Mills recommends that the FCA make a determination in the coming three to six months about whether it should expand its perimeter to address the nature, scale, and impact of these general-purpose models, which at present fall outside of its jurisdictional reach.
Chairman of the FCA, Ashley Alder, noted that the FCA's current principle-based regulation approach must be able to match the speed of the developing technology.
The findings of Mills' review reflect this concern in a wider context in that the fast-moving AI deployment process, from cyber and operational risks associated with frontier models through to challenges posed by agentic models, is putting pressure on regulators across the globe, not just the UK.

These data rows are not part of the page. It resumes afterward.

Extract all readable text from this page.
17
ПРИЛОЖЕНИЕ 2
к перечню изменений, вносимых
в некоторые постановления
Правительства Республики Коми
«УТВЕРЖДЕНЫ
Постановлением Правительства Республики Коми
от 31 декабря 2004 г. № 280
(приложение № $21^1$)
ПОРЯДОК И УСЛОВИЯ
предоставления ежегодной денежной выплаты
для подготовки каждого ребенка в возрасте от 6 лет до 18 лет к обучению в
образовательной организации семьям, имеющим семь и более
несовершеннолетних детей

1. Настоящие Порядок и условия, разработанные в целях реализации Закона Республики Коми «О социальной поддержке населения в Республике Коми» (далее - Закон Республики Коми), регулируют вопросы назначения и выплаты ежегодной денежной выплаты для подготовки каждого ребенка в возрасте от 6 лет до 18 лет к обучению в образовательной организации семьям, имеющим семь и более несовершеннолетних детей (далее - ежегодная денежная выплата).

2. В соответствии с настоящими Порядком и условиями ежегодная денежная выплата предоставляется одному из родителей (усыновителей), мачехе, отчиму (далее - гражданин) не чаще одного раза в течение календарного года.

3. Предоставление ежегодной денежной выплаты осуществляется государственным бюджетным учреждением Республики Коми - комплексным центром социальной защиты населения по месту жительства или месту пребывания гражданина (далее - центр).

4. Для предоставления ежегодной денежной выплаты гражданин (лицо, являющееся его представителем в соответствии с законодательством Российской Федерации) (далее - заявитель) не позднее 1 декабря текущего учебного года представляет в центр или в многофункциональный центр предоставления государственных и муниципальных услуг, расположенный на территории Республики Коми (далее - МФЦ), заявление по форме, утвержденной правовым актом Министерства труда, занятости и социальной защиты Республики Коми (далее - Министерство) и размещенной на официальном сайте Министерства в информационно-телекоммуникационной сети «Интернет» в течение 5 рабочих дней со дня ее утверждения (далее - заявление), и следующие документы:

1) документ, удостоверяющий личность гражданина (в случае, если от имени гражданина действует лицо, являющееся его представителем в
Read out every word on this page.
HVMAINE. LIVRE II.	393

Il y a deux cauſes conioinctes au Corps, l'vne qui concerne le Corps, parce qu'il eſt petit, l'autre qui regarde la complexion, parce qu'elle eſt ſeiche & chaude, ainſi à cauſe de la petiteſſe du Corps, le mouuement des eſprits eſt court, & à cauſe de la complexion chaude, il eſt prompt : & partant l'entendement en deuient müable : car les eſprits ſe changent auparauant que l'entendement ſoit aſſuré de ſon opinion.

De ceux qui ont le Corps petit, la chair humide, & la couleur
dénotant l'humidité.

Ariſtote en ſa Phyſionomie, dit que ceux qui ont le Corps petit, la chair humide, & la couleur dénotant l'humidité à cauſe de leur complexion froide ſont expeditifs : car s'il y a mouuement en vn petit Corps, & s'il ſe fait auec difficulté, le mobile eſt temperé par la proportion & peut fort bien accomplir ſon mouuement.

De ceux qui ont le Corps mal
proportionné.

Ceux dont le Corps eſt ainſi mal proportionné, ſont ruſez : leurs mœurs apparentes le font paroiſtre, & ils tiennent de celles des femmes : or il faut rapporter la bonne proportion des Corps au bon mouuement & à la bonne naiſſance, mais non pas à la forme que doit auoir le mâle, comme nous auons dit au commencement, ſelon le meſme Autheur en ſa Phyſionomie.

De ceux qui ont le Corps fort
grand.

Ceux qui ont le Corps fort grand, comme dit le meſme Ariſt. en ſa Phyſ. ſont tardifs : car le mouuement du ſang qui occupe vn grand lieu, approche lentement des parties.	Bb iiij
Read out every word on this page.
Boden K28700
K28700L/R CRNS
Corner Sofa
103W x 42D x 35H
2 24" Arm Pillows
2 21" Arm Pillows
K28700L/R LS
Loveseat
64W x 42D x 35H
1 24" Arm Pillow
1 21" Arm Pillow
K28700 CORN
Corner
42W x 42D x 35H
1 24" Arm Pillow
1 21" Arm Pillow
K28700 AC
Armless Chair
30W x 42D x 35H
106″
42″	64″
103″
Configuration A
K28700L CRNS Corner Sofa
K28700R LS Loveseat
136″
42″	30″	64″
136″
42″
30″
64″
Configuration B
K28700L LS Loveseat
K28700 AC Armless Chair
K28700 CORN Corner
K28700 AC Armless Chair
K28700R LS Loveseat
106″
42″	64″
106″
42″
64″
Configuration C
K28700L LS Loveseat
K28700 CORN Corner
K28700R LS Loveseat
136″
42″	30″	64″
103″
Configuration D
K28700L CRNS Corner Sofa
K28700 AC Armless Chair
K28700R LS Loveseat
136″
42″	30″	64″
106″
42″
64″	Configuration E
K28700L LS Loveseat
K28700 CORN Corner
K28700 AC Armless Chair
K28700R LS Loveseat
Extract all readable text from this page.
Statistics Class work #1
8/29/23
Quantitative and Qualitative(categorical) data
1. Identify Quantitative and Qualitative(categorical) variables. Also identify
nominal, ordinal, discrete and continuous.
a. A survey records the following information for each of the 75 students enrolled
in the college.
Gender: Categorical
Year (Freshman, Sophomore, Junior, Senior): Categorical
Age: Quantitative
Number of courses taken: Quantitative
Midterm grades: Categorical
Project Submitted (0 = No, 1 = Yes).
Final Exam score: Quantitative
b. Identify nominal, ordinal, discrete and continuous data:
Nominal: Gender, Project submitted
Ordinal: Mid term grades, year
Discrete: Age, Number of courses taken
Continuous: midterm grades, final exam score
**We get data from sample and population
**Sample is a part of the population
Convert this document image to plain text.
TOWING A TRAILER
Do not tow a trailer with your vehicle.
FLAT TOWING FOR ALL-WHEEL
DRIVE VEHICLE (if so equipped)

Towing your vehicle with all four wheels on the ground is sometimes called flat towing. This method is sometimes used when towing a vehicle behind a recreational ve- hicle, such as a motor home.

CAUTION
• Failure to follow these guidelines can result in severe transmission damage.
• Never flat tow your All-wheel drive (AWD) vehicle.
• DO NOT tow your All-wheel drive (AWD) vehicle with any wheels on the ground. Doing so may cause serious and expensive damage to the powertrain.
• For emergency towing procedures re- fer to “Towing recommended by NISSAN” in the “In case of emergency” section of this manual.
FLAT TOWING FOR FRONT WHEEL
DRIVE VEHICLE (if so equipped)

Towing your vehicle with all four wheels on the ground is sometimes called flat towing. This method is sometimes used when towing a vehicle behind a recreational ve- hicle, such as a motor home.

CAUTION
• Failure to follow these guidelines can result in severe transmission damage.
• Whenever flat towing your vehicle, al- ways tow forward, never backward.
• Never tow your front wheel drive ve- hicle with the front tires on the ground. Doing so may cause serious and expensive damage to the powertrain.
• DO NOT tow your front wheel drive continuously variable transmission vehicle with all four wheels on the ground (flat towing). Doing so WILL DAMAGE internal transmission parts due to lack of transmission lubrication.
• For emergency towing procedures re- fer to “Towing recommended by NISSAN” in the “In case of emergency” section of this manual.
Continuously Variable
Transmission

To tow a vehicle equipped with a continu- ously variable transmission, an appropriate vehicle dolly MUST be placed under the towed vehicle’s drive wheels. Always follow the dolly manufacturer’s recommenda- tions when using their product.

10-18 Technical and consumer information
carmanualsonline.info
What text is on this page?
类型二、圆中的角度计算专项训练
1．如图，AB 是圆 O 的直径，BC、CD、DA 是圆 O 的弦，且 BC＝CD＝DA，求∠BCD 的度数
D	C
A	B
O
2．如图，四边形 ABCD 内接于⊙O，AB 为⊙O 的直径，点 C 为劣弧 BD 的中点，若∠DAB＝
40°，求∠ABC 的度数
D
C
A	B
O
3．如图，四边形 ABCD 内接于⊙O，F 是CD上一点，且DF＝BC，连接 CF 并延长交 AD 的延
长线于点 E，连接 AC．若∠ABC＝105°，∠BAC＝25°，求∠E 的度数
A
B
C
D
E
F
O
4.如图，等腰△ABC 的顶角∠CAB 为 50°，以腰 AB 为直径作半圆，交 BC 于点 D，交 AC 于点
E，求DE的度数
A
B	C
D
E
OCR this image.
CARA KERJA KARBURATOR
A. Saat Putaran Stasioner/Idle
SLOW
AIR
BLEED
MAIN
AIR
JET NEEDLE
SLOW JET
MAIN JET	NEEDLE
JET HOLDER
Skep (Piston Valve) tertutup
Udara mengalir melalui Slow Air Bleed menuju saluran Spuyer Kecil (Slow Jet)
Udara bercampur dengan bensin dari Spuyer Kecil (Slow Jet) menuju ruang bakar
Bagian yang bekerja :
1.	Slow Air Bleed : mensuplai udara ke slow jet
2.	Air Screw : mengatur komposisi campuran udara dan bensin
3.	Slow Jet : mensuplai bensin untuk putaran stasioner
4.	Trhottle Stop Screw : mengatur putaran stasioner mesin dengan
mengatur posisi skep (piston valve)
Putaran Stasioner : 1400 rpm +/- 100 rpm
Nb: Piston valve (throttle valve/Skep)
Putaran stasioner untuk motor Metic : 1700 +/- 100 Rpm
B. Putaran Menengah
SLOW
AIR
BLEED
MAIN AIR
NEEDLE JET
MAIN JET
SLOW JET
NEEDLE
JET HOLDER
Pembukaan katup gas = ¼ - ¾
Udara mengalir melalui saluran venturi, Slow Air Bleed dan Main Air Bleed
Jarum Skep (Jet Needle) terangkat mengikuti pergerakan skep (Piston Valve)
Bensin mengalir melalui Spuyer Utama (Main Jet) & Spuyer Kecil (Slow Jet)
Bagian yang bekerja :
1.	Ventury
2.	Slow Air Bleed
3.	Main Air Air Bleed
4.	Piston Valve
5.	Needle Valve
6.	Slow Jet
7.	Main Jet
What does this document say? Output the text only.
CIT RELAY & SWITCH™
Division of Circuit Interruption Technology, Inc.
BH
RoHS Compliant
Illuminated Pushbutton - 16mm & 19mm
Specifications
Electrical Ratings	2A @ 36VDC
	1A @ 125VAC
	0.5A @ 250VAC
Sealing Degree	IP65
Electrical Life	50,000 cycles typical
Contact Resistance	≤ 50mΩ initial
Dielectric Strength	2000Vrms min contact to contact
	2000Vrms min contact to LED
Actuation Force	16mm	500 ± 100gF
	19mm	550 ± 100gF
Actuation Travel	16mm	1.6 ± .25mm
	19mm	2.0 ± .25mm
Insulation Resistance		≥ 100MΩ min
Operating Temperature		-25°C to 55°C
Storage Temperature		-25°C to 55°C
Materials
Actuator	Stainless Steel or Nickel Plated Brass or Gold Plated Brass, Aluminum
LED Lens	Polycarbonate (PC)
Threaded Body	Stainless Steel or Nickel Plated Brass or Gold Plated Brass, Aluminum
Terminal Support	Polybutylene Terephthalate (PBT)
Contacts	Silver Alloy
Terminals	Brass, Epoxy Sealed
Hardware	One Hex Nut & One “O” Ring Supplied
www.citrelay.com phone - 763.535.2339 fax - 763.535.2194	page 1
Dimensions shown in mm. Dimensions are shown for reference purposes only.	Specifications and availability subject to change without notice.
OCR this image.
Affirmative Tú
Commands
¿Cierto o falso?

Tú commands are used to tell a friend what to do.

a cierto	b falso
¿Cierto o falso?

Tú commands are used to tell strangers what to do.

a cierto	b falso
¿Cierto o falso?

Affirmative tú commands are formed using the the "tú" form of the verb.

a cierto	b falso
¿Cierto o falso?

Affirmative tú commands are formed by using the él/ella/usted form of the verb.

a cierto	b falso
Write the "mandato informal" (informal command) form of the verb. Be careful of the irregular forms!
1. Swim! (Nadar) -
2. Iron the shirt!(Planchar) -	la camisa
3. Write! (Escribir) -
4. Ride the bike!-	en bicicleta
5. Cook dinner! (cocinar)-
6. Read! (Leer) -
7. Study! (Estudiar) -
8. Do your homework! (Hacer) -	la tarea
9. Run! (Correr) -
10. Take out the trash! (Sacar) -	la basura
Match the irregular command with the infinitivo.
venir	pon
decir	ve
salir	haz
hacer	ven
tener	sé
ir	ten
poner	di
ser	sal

Aside from consumer-level risks, a different issue came up through this review. The dependency of financial firms on few technology vendors for vital operations was highlighted.
According to a recent global survey, 81% of financial firms are using AI in some form, while 40% have scaled to an advanced level in their use of AI.
Current uses of AI still rely mostly on back-office functions that have low levels of risk, yet financial firms in Britain are increasingly using AI to interact with consumers, even in managing customers' complaints and giving investment advice.
This warning from Mills' review is that dependence on the same models, the same cloud vendors, and similar infrastructure can lead to correlation, herding, and points of failure in the financial system.